O’Leary predicts that by the end of 2022, “we’ll probably be at 50% market share” among the biggest carriers serving Italian short-haul markets.

Indeed, Cirium schedules data shows that in August this year, Ryanair offered nearly five million seats on domestic and international short-haul services touching Italy (comprising sectors up to 1,500km), whereas ITA was at around 1.4 million.

In the latter case, that represents a 35% drop from the 2.2 million Alitalia flew in August 2019, but in Ryanair’s case it reflects a 40% rise from 3.5 million.

Two other airlines offered more than 1 million seats during the month: Wizz Air’s August 2022 figure of 1.4 million was nearly three times its August 2019 level, while EasyJet’s 1.6 million seats represent a drop of 14% from 1.9 million.

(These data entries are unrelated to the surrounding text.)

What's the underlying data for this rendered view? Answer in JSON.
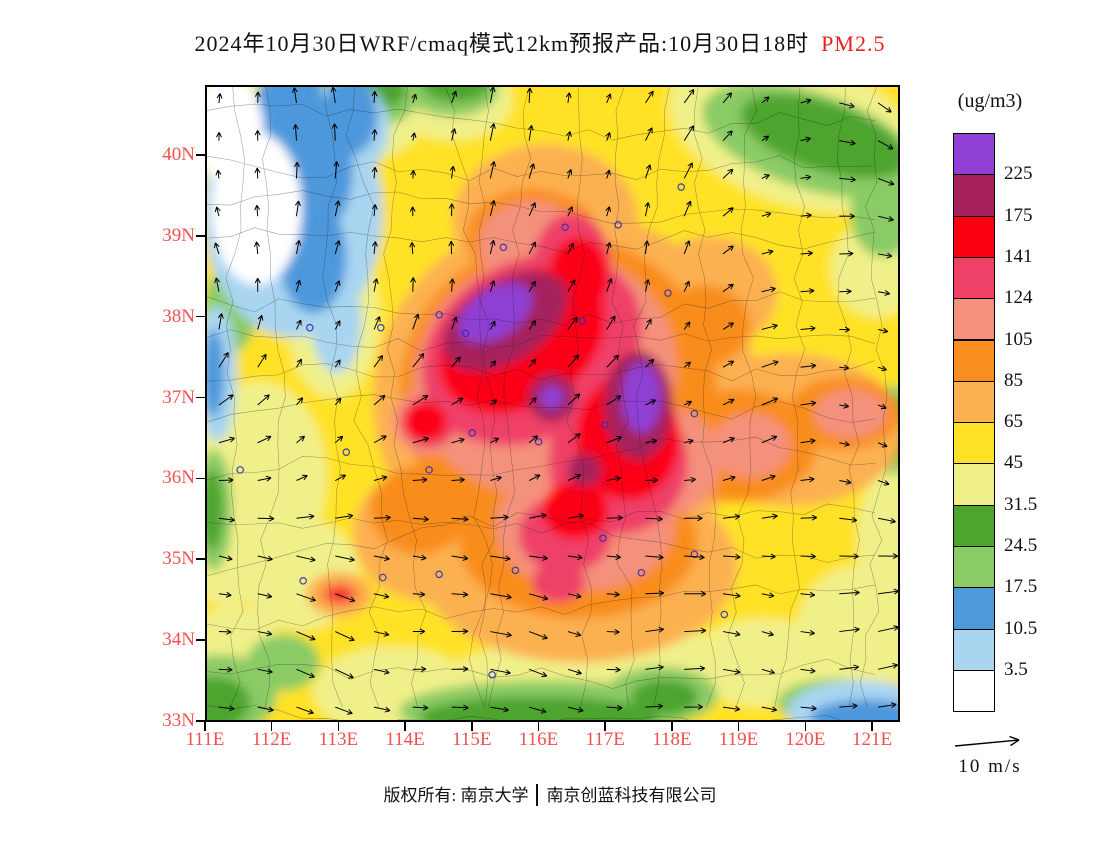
{
  "title": {
    "text": "2024年10月30日WRF/cmaq模式12km预报产品:10月30日18时",
    "pollutant": "PM2.5"
  },
  "axes": {
    "lat_ticks": [
      "40N",
      "39N",
      "38N",
      "37N",
      "36N",
      "35N",
      "34N",
      "33N"
    ],
    "lon_ticks": [
      "111E",
      "112E",
      "113E",
      "114E",
      "115E",
      "116E",
      "117E",
      "118E",
      "119E",
      "120E",
      "121E"
    ],
    "tick_color": "#f25050"
  },
  "colorbar": {
    "unit": "(ug/m3)",
    "levels": [
      "225",
      "175",
      "141",
      "124",
      "105",
      "85",
      "65",
      "45",
      "31.5",
      "24.5",
      "17.5",
      "10.5",
      "3.5"
    ],
    "colors": [
      "#8f3fd4",
      "#a6215c",
      "#fb0012",
      "#ef4067",
      "#f4917c",
      "#f98d1f",
      "#fcb151",
      "#ffe226",
      "#f0f08a",
      "#4ea42d",
      "#8bcb65",
      "#4e98dc",
      "#a9d5f1",
      "#ffffff"
    ]
  },
  "wind_legend": {
    "label": "10 m/s"
  },
  "footer": {
    "left": "版权所有: 南京大学",
    "right": "南京创蓝科技有限公司"
  },
  "map": {
    "extent": {
      "lon_min": 111,
      "lon_max": 121.42,
      "lat_min": 33.0,
      "lat_max": 40.87
    },
    "base_color": "#ffe226",
    "heat_blobs": [
      [
        111.8,
        36.0,
        1.0,
        1.2,
        0,
        "#f0f08a"
      ],
      [
        112.4,
        34.8,
        0.9,
        0.7,
        0,
        "#f0f08a"
      ],
      [
        111.4,
        33.7,
        0.8,
        0.7,
        0,
        "#f0f08a"
      ],
      [
        113.8,
        33.35,
        1.2,
        0.55,
        0,
        "#f0f08a"
      ],
      [
        116.2,
        33.4,
        1.7,
        0.55,
        0,
        "#f0f08a"
      ],
      [
        119.4,
        33.7,
        1.1,
        0.55,
        0,
        "#f0f08a"
      ],
      [
        120.8,
        34.1,
        0.9,
        0.8,
        0,
        "#f0f08a"
      ],
      [
        121.3,
        35.2,
        0.5,
        0.9,
        0,
        "#f0f08a"
      ],
      [
        119.9,
        40.3,
        2.0,
        0.9,
        18,
        "#f0f08a"
      ],
      [
        121.1,
        38.6,
        0.7,
        0.6,
        0,
        "#f0f08a"
      ],
      [
        113.0,
        40.5,
        1.3,
        0.6,
        0,
        "#f0f08a"
      ],
      [
        112.9,
        38.0,
        0.7,
        1.0,
        0,
        "#f0f08a"
      ],
      [
        111.3,
        35.0,
        0.6,
        0.6,
        0,
        "#f0f08a"
      ],
      [
        118.0,
        33.6,
        1.0,
        0.5,
        0,
        "#f0f08a"
      ],
      [
        112.0,
        40.8,
        0.8,
        0.5,
        0,
        "#f0f08a"
      ],
      [
        114.7,
        40.7,
        0.9,
        0.5,
        0,
        "#f0f08a"
      ],
      [
        120.1,
        40.2,
        1.7,
        0.6,
        18,
        "#8bcb65"
      ],
      [
        121.2,
        39.3,
        0.5,
        0.55,
        0,
        "#8bcb65"
      ],
      [
        116.1,
        33.1,
        2.2,
        0.38,
        0,
        "#8bcb65"
      ],
      [
        117.85,
        33.3,
        0.85,
        0.35,
        0,
        "#8bcb65"
      ],
      [
        111.2,
        33.3,
        0.85,
        0.5,
        0,
        "#8bcb65"
      ],
      [
        112.15,
        33.7,
        0.55,
        0.35,
        0,
        "#8bcb65"
      ],
      [
        111.1,
        35.6,
        0.28,
        0.75,
        0,
        "#8bcb65"
      ],
      [
        113.35,
        40.75,
        0.85,
        0.4,
        0,
        "#8bcb65"
      ],
      [
        112.6,
        40.9,
        0.5,
        0.3,
        0,
        "#8bcb65"
      ],
      [
        121.35,
        36.6,
        0.4,
        0.55,
        0,
        "#8bcb65"
      ],
      [
        120.5,
        33.2,
        0.9,
        0.3,
        0,
        "#8bcb65"
      ],
      [
        111.35,
        38.1,
        0.4,
        0.55,
        0,
        "#8bcb65"
      ],
      [
        114.7,
        40.85,
        0.7,
        0.35,
        0,
        "#8bcb65"
      ],
      [
        120.3,
        40.25,
        1.3,
        0.42,
        18,
        "#4ea42d"
      ],
      [
        116.0,
        33.02,
        1.8,
        0.26,
        0,
        "#4ea42d"
      ],
      [
        111.1,
        33.2,
        0.55,
        0.32,
        0,
        "#4ea42d"
      ],
      [
        117.9,
        33.27,
        0.5,
        0.22,
        0,
        "#4ea42d"
      ],
      [
        113.45,
        40.82,
        0.55,
        0.26,
        0,
        "#4ea42d"
      ],
      [
        111.08,
        35.6,
        0.16,
        0.5,
        0,
        "#4ea42d"
      ],
      [
        121.4,
        36.6,
        0.26,
        0.38,
        0,
        "#4ea42d"
      ],
      [
        120.55,
        33.12,
        0.6,
        0.2,
        0,
        "#4ea42d"
      ],
      [
        114.75,
        40.9,
        0.5,
        0.22,
        0,
        "#4ea42d"
      ],
      [
        112.3,
        39.3,
        1.35,
        1.55,
        0,
        "#a9d5f1"
      ],
      [
        113.1,
        40.35,
        0.65,
        0.6,
        0,
        "#a9d5f1"
      ],
      [
        111.15,
        37.3,
        0.3,
        0.85,
        0,
        "#a9d5f1"
      ],
      [
        120.85,
        33.1,
        1.1,
        0.38,
        0,
        "#a9d5f1"
      ],
      [
        112.95,
        37.95,
        0.38,
        0.65,
        0,
        "#a9d5f1"
      ],
      [
        112.35,
        39.85,
        0.85,
        1.0,
        0,
        "#4e98dc"
      ],
      [
        112.6,
        38.75,
        0.5,
        0.7,
        0,
        "#4e98dc"
      ],
      [
        113.15,
        40.5,
        0.42,
        0.48,
        0,
        "#4e98dc"
      ],
      [
        111.1,
        37.3,
        0.16,
        0.55,
        0,
        "#4e98dc"
      ],
      [
        120.95,
        33.02,
        0.85,
        0.22,
        0,
        "#4e98dc"
      ],
      [
        112.25,
        40.7,
        0.5,
        0.45,
        0,
        "#4e98dc"
      ],
      [
        111.75,
        39.35,
        0.68,
        0.95,
        0,
        "#ffffff"
      ],
      [
        111.3,
        40.35,
        0.55,
        0.65,
        0,
        "#ffffff"
      ],
      [
        116.4,
        37.0,
        2.9,
        2.3,
        -15,
        "#fcb151"
      ],
      [
        116.6,
        34.9,
        2.4,
        1.2,
        0,
        "#fcb151"
      ],
      [
        119.8,
        36.6,
        1.7,
        0.95,
        0,
        "#fcb151"
      ],
      [
        116.1,
        39.2,
        1.4,
        0.95,
        0,
        "#fcb151"
      ],
      [
        114.4,
        35.3,
        1.2,
        0.85,
        0,
        "#fcb151"
      ],
      [
        118.6,
        38.3,
        1.0,
        0.7,
        0,
        "#fcb151"
      ],
      [
        113.0,
        34.55,
        0.5,
        0.28,
        0,
        "#fcb151"
      ],
      [
        116.3,
        37.1,
        2.4,
        1.9,
        -15,
        "#f98d1f"
      ],
      [
        116.6,
        35.2,
        1.8,
        0.95,
        0,
        "#f98d1f"
      ],
      [
        119.0,
        36.4,
        1.2,
        0.7,
        0,
        "#f98d1f"
      ],
      [
        120.6,
        36.8,
        0.85,
        0.45,
        0,
        "#f98d1f"
      ],
      [
        115.9,
        39.0,
        1.0,
        0.6,
        0,
        "#f98d1f"
      ],
      [
        118.5,
        37.9,
        0.7,
        0.5,
        0,
        "#f98d1f"
      ],
      [
        114.2,
        35.6,
        0.75,
        0.55,
        0,
        "#f98d1f"
      ],
      [
        113.0,
        34.55,
        0.32,
        0.16,
        0,
        "#f98d1f"
      ],
      [
        116.1,
        37.3,
        2.0,
        1.5,
        -20,
        "#f4917c"
      ],
      [
        116.7,
        35.4,
        1.35,
        0.8,
        0,
        "#f4917c"
      ],
      [
        117.8,
        36.2,
        0.95,
        0.7,
        0,
        "#f4917c"
      ],
      [
        115.9,
        38.9,
        0.8,
        0.55,
        0,
        "#f4917c"
      ],
      [
        120.7,
        36.8,
        0.55,
        0.3,
        0,
        "#f4917c"
      ],
      [
        119.2,
        36.4,
        0.6,
        0.4,
        0,
        "#f4917c"
      ],
      [
        114.35,
        36.7,
        0.55,
        0.42,
        0,
        "#f4917c"
      ],
      [
        113.0,
        34.55,
        0.24,
        0.12,
        0,
        "#f4917c"
      ],
      [
        115.9,
        37.6,
        1.75,
        1.1,
        -30,
        "#ef4067"
      ],
      [
        117.2,
        36.2,
        1.05,
        0.9,
        0,
        "#ef4067"
      ],
      [
        116.4,
        35.3,
        0.7,
        0.48,
        0,
        "#ef4067"
      ],
      [
        116.5,
        38.6,
        0.6,
        0.7,
        0,
        "#ef4067"
      ],
      [
        114.35,
        36.7,
        0.42,
        0.32,
        0,
        "#ef4067"
      ],
      [
        116.3,
        34.7,
        0.4,
        0.25,
        0,
        "#ef4067"
      ],
      [
        115.75,
        37.7,
        1.35,
        0.8,
        -32,
        "#fb0012"
      ],
      [
        117.35,
        36.5,
        0.78,
        0.78,
        0,
        "#fb0012"
      ],
      [
        116.55,
        35.6,
        0.5,
        0.36,
        0,
        "#fb0012"
      ],
      [
        116.6,
        38.5,
        0.45,
        0.5,
        0,
        "#fb0012"
      ],
      [
        114.3,
        36.7,
        0.32,
        0.24,
        0,
        "#fb0012"
      ],
      [
        113.0,
        34.55,
        0.2,
        0.09,
        0,
        "#fb0012"
      ],
      [
        115.5,
        37.95,
        1.05,
        0.5,
        -32,
        "#a6215c"
      ],
      [
        117.5,
        36.9,
        0.52,
        0.68,
        0,
        "#a6215c"
      ],
      [
        116.2,
        37.0,
        0.36,
        0.3,
        0,
        "#a6215c"
      ],
      [
        116.7,
        36.1,
        0.26,
        0.2,
        0,
        "#a6215c"
      ],
      [
        115.35,
        38.05,
        0.62,
        0.3,
        -32,
        "#8f3fd4"
      ],
      [
        117.55,
        37.0,
        0.3,
        0.44,
        0,
        "#8f3fd4"
      ],
      [
        116.2,
        37.0,
        0.18,
        0.15,
        0,
        "#8f3fd4"
      ]
    ],
    "city_markers": [
      [
        114.5,
        38.03
      ],
      [
        115.47,
        38.87
      ],
      [
        116.4,
        39.12
      ],
      [
        117.2,
        39.15
      ],
      [
        118.15,
        39.62
      ],
      [
        113.62,
        37.87
      ],
      [
        114.9,
        37.8
      ],
      [
        116.65,
        37.95
      ],
      [
        117.95,
        38.3
      ],
      [
        112.55,
        37.87
      ],
      [
        113.65,
        34.76
      ],
      [
        114.35,
        36.1
      ],
      [
        115.0,
        36.56
      ],
      [
        116.0,
        36.45
      ],
      [
        117.0,
        36.66
      ],
      [
        118.35,
        36.8
      ],
      [
        115.65,
        34.85
      ],
      [
        116.97,
        35.25
      ],
      [
        118.35,
        35.05
      ],
      [
        112.45,
        34.72
      ],
      [
        111.5,
        36.1
      ],
      [
        113.1,
        36.32
      ],
      [
        114.5,
        34.8
      ],
      [
        117.55,
        34.82
      ],
      [
        115.3,
        33.55
      ],
      [
        118.8,
        34.3
      ]
    ]
  }
}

The strong low-cost presence in Italy is one of many reasons why Italy is desperate for ITA to enter into a formal partnership with other network carriers, with the aim of giving it more heft to compete.

At the same time, the attractiveness of the Italian market demonstrated by Ryanair’s rapid growth – which helped overall short-haul seat capacity touching Italy to just 0.7% below 2019 levels in August – is an important reason why two of Europe’s big airline groups have a keen interest in ITA.